Pointée du doigt pour le déversement des boues rouges, au cœur du parc national des Calanques, la société Alteo a investit 20 M€ en 2015 dans de nouvelles technologies pour traiter en amont ses eaux résiduelles. Le fabricant d’alumines, basé à Gardanne, a présenté le 15 mars, à la Chambre de Commerce et d’Industrie de Marseille, un nouveau process pour améliorer la qualité de ses rejets en mer. Un nouvel investissement de 6 M€ va être réalisé en 2018, fruit de deux années de R&D.

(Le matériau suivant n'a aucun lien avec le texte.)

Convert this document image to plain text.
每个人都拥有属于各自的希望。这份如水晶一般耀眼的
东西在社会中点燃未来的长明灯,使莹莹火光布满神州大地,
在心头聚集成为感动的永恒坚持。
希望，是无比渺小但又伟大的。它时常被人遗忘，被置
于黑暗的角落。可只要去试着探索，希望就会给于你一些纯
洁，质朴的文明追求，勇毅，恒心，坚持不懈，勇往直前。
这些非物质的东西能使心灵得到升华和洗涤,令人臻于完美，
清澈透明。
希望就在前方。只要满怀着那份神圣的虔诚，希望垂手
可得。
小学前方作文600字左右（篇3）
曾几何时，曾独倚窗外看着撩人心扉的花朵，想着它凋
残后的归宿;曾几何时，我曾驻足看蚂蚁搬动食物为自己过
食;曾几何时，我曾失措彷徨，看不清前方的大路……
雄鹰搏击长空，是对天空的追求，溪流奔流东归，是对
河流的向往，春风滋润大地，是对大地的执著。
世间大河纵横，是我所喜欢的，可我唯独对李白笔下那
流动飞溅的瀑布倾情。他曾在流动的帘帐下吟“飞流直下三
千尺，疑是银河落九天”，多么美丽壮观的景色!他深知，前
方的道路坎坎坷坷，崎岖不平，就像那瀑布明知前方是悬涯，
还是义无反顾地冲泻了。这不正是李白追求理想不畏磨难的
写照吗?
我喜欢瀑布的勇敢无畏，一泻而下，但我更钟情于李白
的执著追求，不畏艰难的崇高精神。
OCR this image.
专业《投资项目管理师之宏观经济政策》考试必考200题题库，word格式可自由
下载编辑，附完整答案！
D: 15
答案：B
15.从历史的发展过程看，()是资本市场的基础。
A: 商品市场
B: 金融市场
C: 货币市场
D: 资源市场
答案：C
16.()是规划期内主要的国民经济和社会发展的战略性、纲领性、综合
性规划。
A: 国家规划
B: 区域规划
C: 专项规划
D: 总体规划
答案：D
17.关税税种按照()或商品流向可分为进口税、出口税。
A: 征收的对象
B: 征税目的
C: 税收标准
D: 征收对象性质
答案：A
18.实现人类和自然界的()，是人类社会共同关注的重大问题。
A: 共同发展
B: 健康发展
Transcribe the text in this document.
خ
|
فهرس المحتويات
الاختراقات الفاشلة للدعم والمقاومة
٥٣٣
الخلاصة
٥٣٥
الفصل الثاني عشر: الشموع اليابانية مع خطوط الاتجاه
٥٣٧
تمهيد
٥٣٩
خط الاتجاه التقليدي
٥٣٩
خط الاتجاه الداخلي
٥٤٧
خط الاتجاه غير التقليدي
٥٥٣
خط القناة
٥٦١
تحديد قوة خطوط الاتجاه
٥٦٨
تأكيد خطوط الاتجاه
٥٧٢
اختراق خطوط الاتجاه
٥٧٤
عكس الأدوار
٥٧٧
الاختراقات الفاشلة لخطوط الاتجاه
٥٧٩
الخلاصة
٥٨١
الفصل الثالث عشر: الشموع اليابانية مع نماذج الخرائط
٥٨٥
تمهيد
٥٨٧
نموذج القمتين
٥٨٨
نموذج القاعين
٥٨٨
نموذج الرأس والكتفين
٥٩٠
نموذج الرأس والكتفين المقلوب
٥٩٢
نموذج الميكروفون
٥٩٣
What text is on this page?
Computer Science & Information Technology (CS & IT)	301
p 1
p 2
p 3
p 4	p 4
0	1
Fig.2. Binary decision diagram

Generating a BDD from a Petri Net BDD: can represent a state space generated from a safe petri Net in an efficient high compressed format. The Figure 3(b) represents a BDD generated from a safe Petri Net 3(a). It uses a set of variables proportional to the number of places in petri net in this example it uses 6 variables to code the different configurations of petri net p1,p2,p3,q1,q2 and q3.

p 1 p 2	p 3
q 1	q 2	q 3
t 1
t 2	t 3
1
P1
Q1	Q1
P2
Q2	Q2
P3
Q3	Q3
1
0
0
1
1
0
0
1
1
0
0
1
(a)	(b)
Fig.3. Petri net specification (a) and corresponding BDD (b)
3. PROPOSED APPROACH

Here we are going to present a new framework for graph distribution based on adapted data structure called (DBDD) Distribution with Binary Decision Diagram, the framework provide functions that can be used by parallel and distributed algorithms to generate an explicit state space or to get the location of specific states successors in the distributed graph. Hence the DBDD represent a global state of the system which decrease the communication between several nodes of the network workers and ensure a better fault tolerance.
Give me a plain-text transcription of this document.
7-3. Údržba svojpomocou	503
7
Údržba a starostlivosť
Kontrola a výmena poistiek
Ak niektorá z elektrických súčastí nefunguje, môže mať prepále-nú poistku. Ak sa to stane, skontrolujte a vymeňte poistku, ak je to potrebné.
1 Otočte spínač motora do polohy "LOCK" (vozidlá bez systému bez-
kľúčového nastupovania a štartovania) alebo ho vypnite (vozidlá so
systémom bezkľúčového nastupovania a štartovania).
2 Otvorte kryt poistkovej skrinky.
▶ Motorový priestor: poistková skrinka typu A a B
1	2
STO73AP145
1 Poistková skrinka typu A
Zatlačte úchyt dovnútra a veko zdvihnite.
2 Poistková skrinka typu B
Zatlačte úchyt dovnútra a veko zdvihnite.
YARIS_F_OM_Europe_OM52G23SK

Injecter du gaz carbonique pour transformer les métaux dissous dans l’eau à l’état solide… Cette technique, expérimentée avec succès par Alteo aux côtés d’Air Liquide, au terme de deux années de R & D, serait donc la planche de salut de l’industriel décrié pour le déversement des boues rouges au large de Cassis.

« Nous ne sommes pas des experts dans le traitement de l’eau. C’est pourquoi, fin 2015, nous avons collaboré avec une vingtaine de société et testé des idées. Nous avons mis en œuvre des pilotes industriels permettant de valider une solution portant sur le traitement de l’eau en injectant du CO2. En avril 2018, nous allons investir 6 M€ dans la construction d’une station de traitement des eaux », a annoncé Frédéric Ramé, président d’Altéo. Cette unité opérationnelle début 2019 viendra compléter les précédents investissements.

En 2015, 20 M€ avaient été engagés dans l’installation de trois filtre-presse et d’une station de traitement des eaux. « Nous avions déjà réduit de plus de 99% la quantité de métaux dans les effluents, il nous manquait 1% d’amélioration significative », précise Frédéric Ramé.

Alteo rejette en mer 270 m3 d’eau/ h avec une concentration de 0,02% de métaux dissous (aluminium et arsenic). « Ce nouveau procédé permet ainsi d’extraire les 0,02 % dans les effluents en baissant le PH, en injectant du CO2 pour transformer les métaux en solide et les séparer du liquide », détaille Eric Duchenne, directeur des opérations. Cette technique permettra d’abaisser de 150 à moins de 5mg/l la concentration en aluminium et de réduire de 0,06 mg/l à 0,05 mg/l, la quantité d’arsenic. Les résidus solides seront ensuite réinjectés dans le process de fabrication de l’alumine.

Altéo qui a réalisé un chiffre d’affaires de 220 M€ en 2017 dont 72% à l’export est l’un des plus gros clients du port de Marseille-Fos avec 7000 conteneurs exportés chaque année. « L’an dernier, nous avons triplé nos exportations vers la Chine », se félicite Frédéric Ramé. La bauxite, matière première de l’usine, est importée depuis la Guinée vers Fos. Chaque jour deux trains circulent depuis le terminal Carfos jusqu’à l’usine acheminant 3000 tonnes.

Alteo a entamé une diversification de sa production avec des alumines de spécialité. « Nous apportons une valeur spécifique de haute performance. Les écrans plats renferment 16% d’alumines. Nous alimentons également les filtres à particules dans les véhicules diésel et essence. Depuis deux ans, nous avons développé une gamme destinée aux séparateurs des batteries électriques pour éviter les court circuits », complète le Pdg. Alteo, seule usine d’alumines en France, emploie 850 personnes sur son site de Gardanne.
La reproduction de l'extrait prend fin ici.